Blue & Gold also features profiles of Winnipeg football heroes past and present. Examples of the profiles include the following: Head coach Reg Threlfall, who led the Bombers to Cup championships in 1939 and 1941, Fritzie “Galloping Ghost” Hanson, who still holds the Canadian Football League’s record for amassing 300 yards in punt returns in the 1935 Grey Cup game, and contemporary heroes like Milt Stegall, arguably one of the best receivers in Canadian Football League history.

One of the most interesting parts of the book is a feature called “short yardage,” which describes interesting and often humorous tidbits about the Bomber’s past. For example, one short yardage explains how the 1962 Grey Cup game in Toronto, dubbed the “Fog Bowl,” was the only Canadian Football League game that had to be played over the course of two days - December 1st and 2nd. The fog became so thick that, with 9:29 remaining in the fourth quarter, the game had to be finished the next day. Fortunately, the Bombers were able to hang on for a 28-27 win over Hamilton. Another humorous short yardage describes how Bomber receivers would play “rock, paper, scissors” in the huddle to determine who would play the last few plays of the game during blowouts in the 1980s.

For all of its pluses, Blue & Gold does have some limitations. For example, the book is extremely brief for a seventy-five year look at a major Canadian sports franchise. The actual text of the book is a mere 123 pages and nearly half of the 123 is filled with photographs, profiles, and other documents. For this reason, the book does not provide a very detailed look at the history of the team, particularly on the administrative side. The book is also heavily weighted towards the modern Blue Bomber era, as a full sixty pages are devoted to the history of the team from 1970-2005 while a mere eighteen pages are dedicated to the team between the years of 1930 and 1949.

Blue and Gold also has an inexplicable omission for a book detailing the seventy-five year history of a sports franchise. While including a great deal of Bomber team statistics at the end of the book, the publishers failed to include a section of Blue Bomber individual statistics. Bomber fans will be disappointed that there is no section listing such things as Bomber all-time rushing, passing, and touchdown leaders as well as how these records compare to all-time Canadian Football League records. Perhaps the thirteen pages of advertisements at the end of the book could have been excluded in favor of a section including these statistics.

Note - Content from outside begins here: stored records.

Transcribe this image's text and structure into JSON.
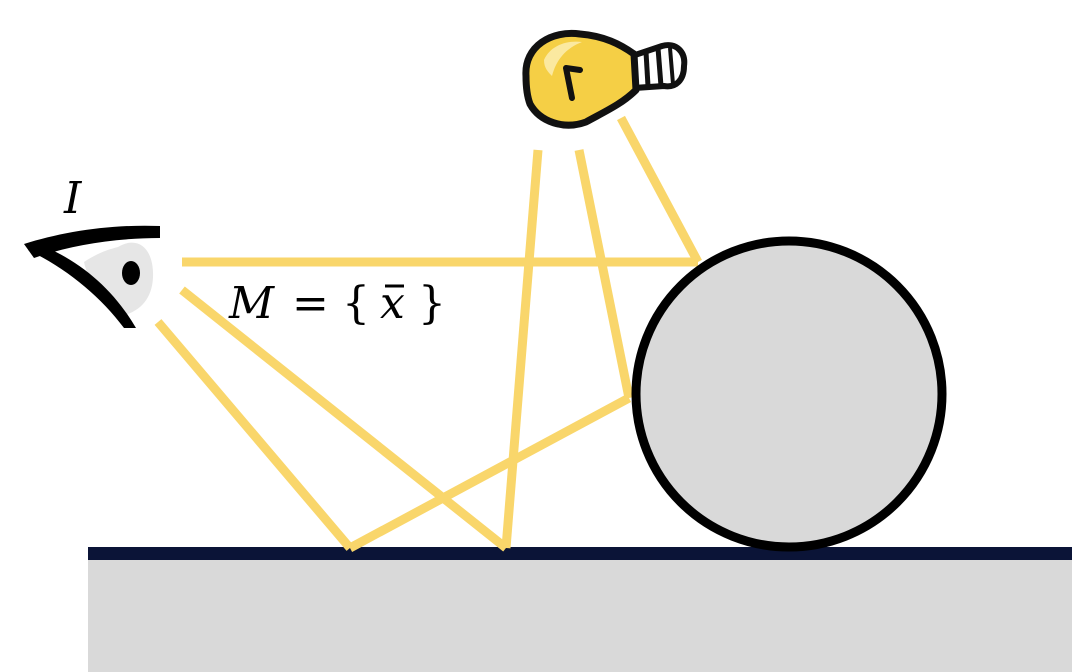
{
  "labels": {
    "image": "I",
    "measurement_var": "M",
    "equals": "=",
    "brace_open": "{",
    "point_var": "x",
    "overbar": "̄",
    "brace_close": "}"
  },
  "colors": {
    "ray": "#f9d66b",
    "ground_fill": "#d9d9d9",
    "ground_edge": "#0b1437",
    "sphere_fill": "#d9d9d9",
    "sphere_outline": "#000000",
    "bulb_glass": "#f5cf45",
    "bulb_highlight": "#fbe9a0",
    "bulb_outline": "#111111",
    "bulb_cap": "#ffffff",
    "eye_white": "#e6e6e6",
    "eye_outline": "#000000"
  },
  "icons": {
    "viewer": "eye-icon",
    "light": "light-bulb-icon"
  }
}
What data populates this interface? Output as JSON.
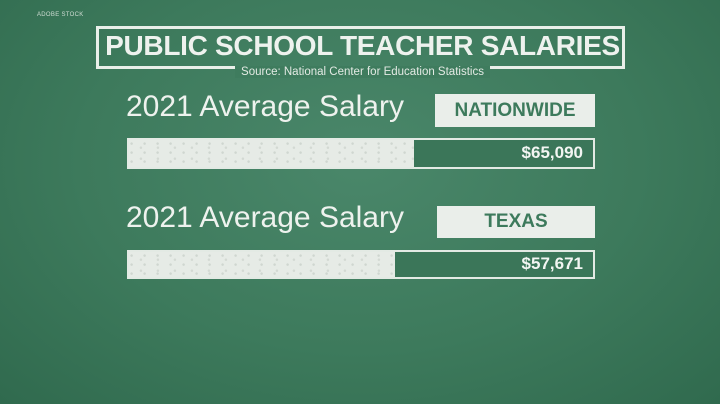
{
  "credit": "ADOBE STOCK",
  "title": "PUBLIC SCHOOL TEACHER SALARIES",
  "source": "Source: National Center for Education Statistics",
  "colors": {
    "background": "#3d7a5c",
    "chalk": "#eaeeea"
  },
  "chart_data": {
    "type": "bar",
    "orientation": "horizontal",
    "title": "PUBLIC SCHOOL TEACHER SALARIES",
    "categories": [
      "NATIONWIDE",
      "TEXAS"
    ],
    "values": [
      65090,
      57671
    ],
    "series": [
      {
        "heading": "2021 Average Salary",
        "tag": "NATIONWIDE",
        "value": 65090,
        "label": "$65,090",
        "fill_fraction": 0.615
      },
      {
        "heading": "2021 Average Salary",
        "tag": "TEXAS",
        "value": 57671,
        "label": "$57,671",
        "fill_fraction": 0.573
      }
    ]
  }
}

As previously mentioned, the book could have been expanded to provide a more in-depth history of the Bombers. While giving the reader only a brief glimpse of what was occurring in society throughout the span of the football team’s operations, the book could have done a better job of describing what was happening in Manitoba off the field throughout the history of the team. The book would also have benefited from the inclusion of footnotes. The publishers thank the Manitoba Sports Hall of Fame and Museum, the Western Canadian Pictoral Index, the Winnipeg Free Press, the Archives of Manitoba, the University of Manitoba Archives and Special Collections, and Jogo Canadian Football League Cards for their assistance in locating pictures and documents but it is never clear which source specific information in the book was taken from. This lack of citations makes it impossible to establish the veracity of the claims made in this book.

In the final analysis the positives outweigh the negatives. Blue & Gold is well written, beautifully laid out and put together, and holds the attention of the reader throughout. It is clear that this book will appeal to Blue Bomber fans regardless of its imperfections. It will surprise even the most ardent Blue Bomber fans with new facts and bring back memories for fans of all ages. It will also serve as a lasting keepsake for Winnipeg Blue Bomber fans and relate important knowledge of an important institution in the history of Manitoba.

Winnipeg Blue Bombers, 1961 Grey Cup Champions.